Les jours de vent marin, la plage est lisse et souple. La démarche élastique, vivifié par l’air de l’océan, le promeneur se sent pousser des ailes. Si ce n’était la nette précision des empreintes de ses pas sur le sable, il oublierait qu’il marche, pour se laisser porter au gré du vent. Ainsi ces bribes d’écume, telles des barbes à papa, tout juste détachées d’un rocher pour, de roulades en culbutes, s’adonner à de nouvelles embrassades.
Les jours de sirocco — ou de chergui — la plage se relâche et se ride. Aveuglé par la poussière, ramolli par la chaleur suffocante de l’air, les pieds s’enfonçant dans un sable meuble, le promeneur peine à se détacher du sol pour avancer. Sur ses vêtements qui lui collent au corps, les marbrures de sueur, piégeant la fine poussière de désert qui s’insinue partout, dessinent des arabesques ocre-foncé. Dans cet étouffant nuage les limites entre sable et eau s’estompent, jusqu’à l’horizon de l’océan ne règne plus que le ocre-jaune.
Lorsque, le soir venu, éclate un orage, tandis que le grondement du tonnerre couvre l’appel à la prière du muezzin, on remercie le ciel pour cette grande lessive salvatrice.
Quand un appareil photographique de 160 g
surprend un appareil photo de 14 kg
À marée descendante régulièrement les colonies de mouettes déplacent leur campement pour se tenir au plus près des flots. Préférant les vastes miroirs de sable mouillé, restant longuement immobiles, à quelle songerie peuvent-elles se livrer ainsi captives de leur reflet ?
Sur les lieux de leurs précédents rendez-vous, leurs fientes étalées, se détachant sur le sable encore brun d’humidité, prennent, sous les rayons du soleil déclinant, une teinte bleutée — comme autant de touches de ciel déposées là par l’invisible pinceau d’un fantasque artiste rêveur.
Face à la plage les vagues sont assez fortes pour permettre à quelques jeunes du coin de s’exercer à la pratique du surf. En d’autres périodes des surfeurs plus confirmés viennent investir le site.

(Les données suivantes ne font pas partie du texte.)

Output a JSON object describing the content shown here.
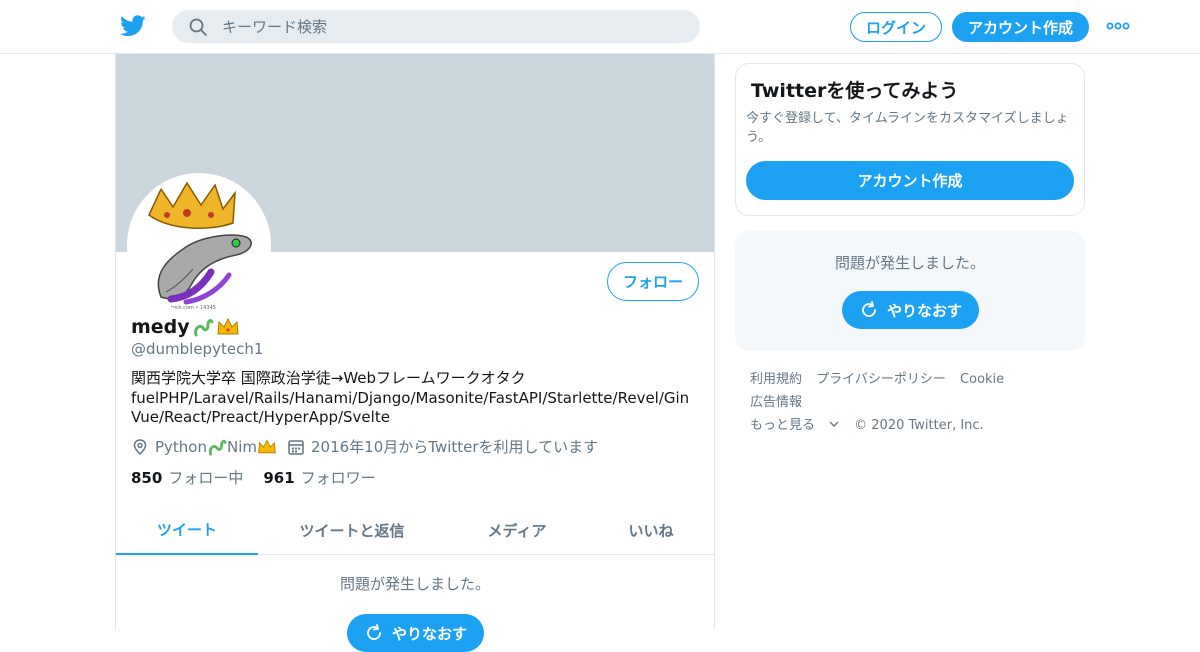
{
  "header": {
    "search_placeholder": "キーワード検索",
    "login_label": "ログイン",
    "signup_label": "アカウント作成"
  },
  "profile": {
    "name": "medy",
    "handle": "@dumblepytech1",
    "follow_label": "フォロー",
    "bio_lines": [
      "関西学院大学卒 国際政治学徒→Webフレームワークオタク",
      "fuelPHP/Laravel/Rails/Hanami/Django/Masonite/FastAPI/Starlette/Revel/Gin",
      "Vue/React/Preact/HyperApp/Svelte"
    ],
    "location_a": "Python",
    "location_b": "Nim",
    "joined": "2016年10月からTwitterを利用しています",
    "following_count": "850",
    "following_label": "フォロー中",
    "followers_count": "961",
    "followers_label": "フォロワー"
  },
  "tabs": [
    {
      "label": "ツイート",
      "active": true
    },
    {
      "label": "ツイートと返信",
      "active": false
    },
    {
      "label": "メディア",
      "active": false
    },
    {
      "label": "いいね",
      "active": false
    }
  ],
  "timeline": {
    "error_text": "問題が発生しました。",
    "retry_label": "やりなおす"
  },
  "sidebar": {
    "signup_card": {
      "title": "Twitterを使ってみよう",
      "description": "今すぐ登録して、タイムラインをカスタマイズしましょう。",
      "button_label": "アカウント作成"
    },
    "trends_card": {
      "error_text": "問題が発生しました。",
      "retry_label": "やりなおす"
    },
    "footer": {
      "terms": "利用規約",
      "privacy": "プライバシーポリシー",
      "cookie": "Cookie",
      "ads": "広告情報",
      "more": "もっと見る",
      "copyright": "© 2020 Twitter, Inc."
    }
  },
  "colors": {
    "accent": "#1da1f2",
    "banner": "#ccd6dd",
    "muted_text": "#657786"
  },
  "icons": [
    "twitter-logo-icon",
    "search-icon",
    "more-dots-icon",
    "location-icon",
    "calendar-icon",
    "refresh-icon",
    "chevron-down-icon",
    "snake-emoji-icon",
    "crown-emoji-icon"
  ]
}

Loin de la plage, là où la côte n’est plus qu’affleurement de rochers, entre océan et dunes, quelques marginaux ont aménagé leurs habitations de fortune — faites de branches soutenant des bâches de plastique et des lambeaux de vieux filets de pêche — protégées des assauts du vent par des empilements de pierres. Installés à bonne distance les uns des autres, ils vivent en solitaires — un peu comme des Robinson Crusoé. Ils récoltent à marée basse les coques présentes à profusion dans les rochers, plus rarement pêchent, et disposent des bois flottés pour leurs feux de camp. Ils ne se rendent guère à la ville que pour y faire provision d’eau potable et y acheter quelques pains.
Les coquillages sont servis avec le rince-doigts
Celui qui, au cours de ses flâneries le long de la côte, se laisse aller à la rêverie peut y rencontrer Don Quichotte de l’Océan, vaillant pourfendeur de la pollution des plages.